Answer 3: Left ventricular ejection fraction < 35% is indicative of heart failure with reduced ejection fraction (HFrEF), also referred to as systolic heart failure, and presents with signs of left-sided heart failure such as cold extremities, pulmonary edema, orthopnea, and paroxysmal nocturnal dyspnea. This is in contrast to signs of right heart failure which include jugular venous distention, ascites, and lower extremity edema.

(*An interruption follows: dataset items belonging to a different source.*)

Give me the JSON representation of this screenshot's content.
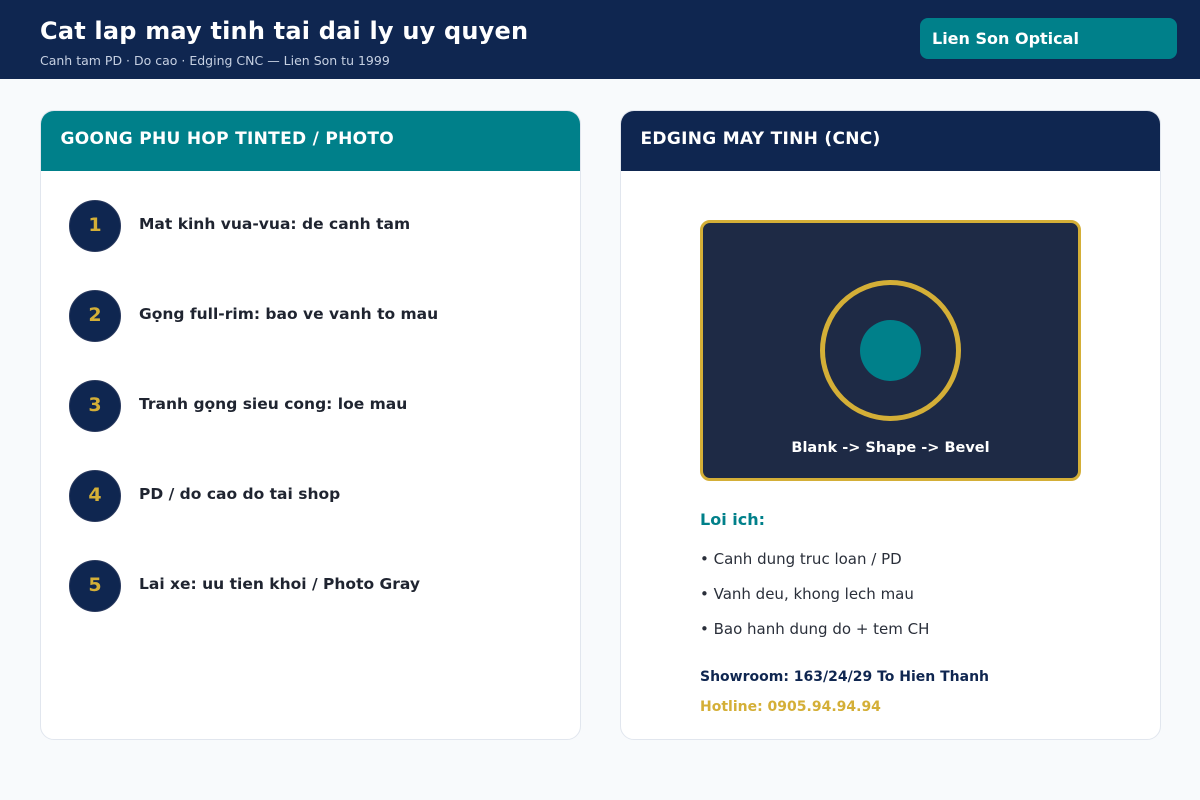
{
  "header": {
    "title": "Cat lap may tinh tai dai ly uy quyen",
    "subtitle": "Canh tam PD · Do cao · Edging CNC — Lien Son tu 1999",
    "brand": "Lien Son Optical"
  },
  "left_panel": {
    "title": "GOONG PHU HOP TINTED / PHOTO",
    "steps": [
      {
        "number": "1",
        "text": "Mat kinh vua-vua: de canh tam"
      },
      {
        "number": "2",
        "text": "Gọng full-rim: bao ve vanh to mau"
      },
      {
        "number": "3",
        "text": "Tranh gọng sieu cong: loe mau"
      },
      {
        "number": "4",
        "text": "PD / do cao do tai shop"
      },
      {
        "number": "5",
        "text": "Lai xe: uu tien khoi / Photo Gray"
      }
    ]
  },
  "right_panel": {
    "title": "EDGING MAY TINH (CNC)",
    "diagram_caption": "Blank -> Shape -> Bevel",
    "benefits_title": "Loi ich:",
    "benefits": [
      "• Canh dung truc loan / PD",
      "• Vanh deu, khong lech mau",
      "• Bao hanh dung do + tem CH"
    ],
    "showroom": "Showroom: 163/24/29 To Hien Thanh",
    "hotline": "Hotline: 0905.94.94.94"
  },
  "colors": {
    "navy": "#0f2650",
    "teal": "#00808a",
    "gold": "#d4af37",
    "diagram_bg": "#1e2a45",
    "page_bg": "#f8fafc"
  }
}
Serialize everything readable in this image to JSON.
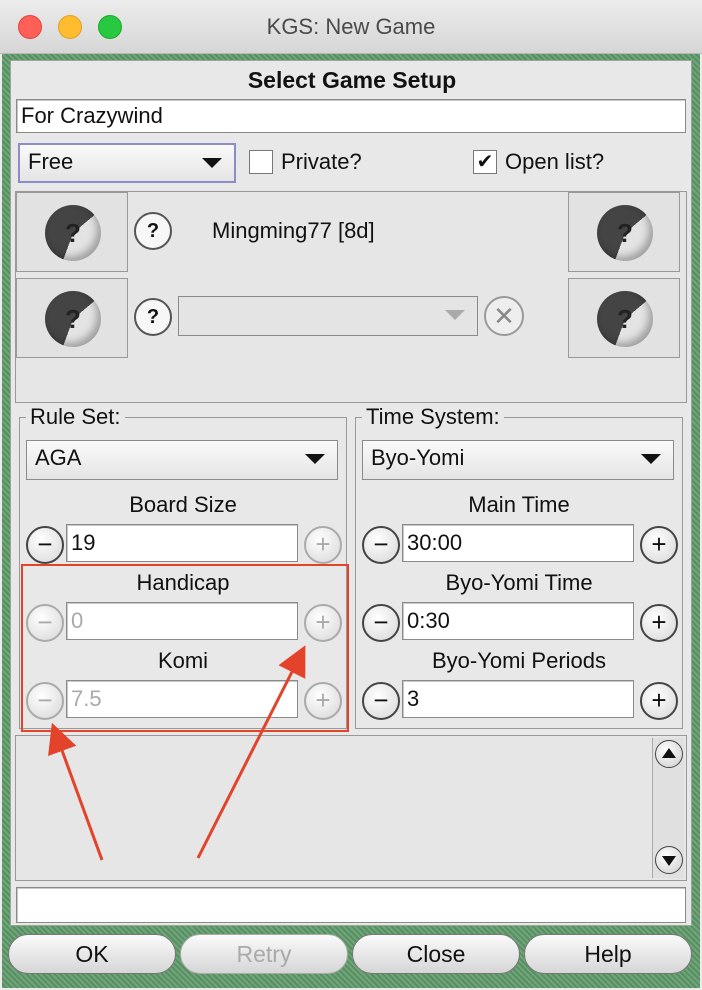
{
  "window": {
    "title": "KGS: New Game"
  },
  "dialog": {
    "title": "Select Game Setup",
    "description": "For Crazywind",
    "game_type": "Free",
    "private_label": "Private?",
    "private_checked": false,
    "open_list_label": "Open list?",
    "open_list_checked": true,
    "check_glyph": "✔"
  },
  "players": {
    "question_glyph": "?",
    "clear_glyph": "✕",
    "row1_name": "Mingming77 [8d]",
    "row2_name": ""
  },
  "rules": {
    "label": "Rule Set:",
    "value": "AGA",
    "board_size_label": "Board Size",
    "board_size": "19",
    "handicap_label": "Handicap",
    "handicap": "0",
    "komi_label": "Komi",
    "komi": "7.5"
  },
  "time": {
    "label": "Time System:",
    "value": "Byo-Yomi",
    "main_time_label": "Main Time",
    "main_time": "30:00",
    "byo_yomi_time_label": "Byo-Yomi Time",
    "byo_yomi_time": "0:30",
    "byo_yomi_periods_label": "Byo-Yomi Periods",
    "byo_yomi_periods": "3"
  },
  "stepper": {
    "minus": "−",
    "plus": "+"
  },
  "buttons": {
    "ok": "OK",
    "retry": "Retry",
    "close": "Close",
    "help": "Help"
  },
  "colors": {
    "annotation": "#e2432a",
    "frame": "#5f9b6a"
  }
}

Answer 5: Right coronary artery (RCA) 100% occlusion causes ST-elevation myocardial ischemia (STEMI), leading to right ventricular ischemia and subsequent right heart failure which presents with chest pain, exertional dyspnea, jugular venous distention, and lower extremity edema. On ECG, RCA STEMIs result in ST elevations in leads II, III, and aVF unlike in this patient's ECG.

Bullet Summary:
Patients with long-standing COPD are at risk for developing pulmonary hypertension, defined as a mean PAP ≥ 20 mmHg, which can lead to cor pulmonale or right heart failure due to pulmonary disease.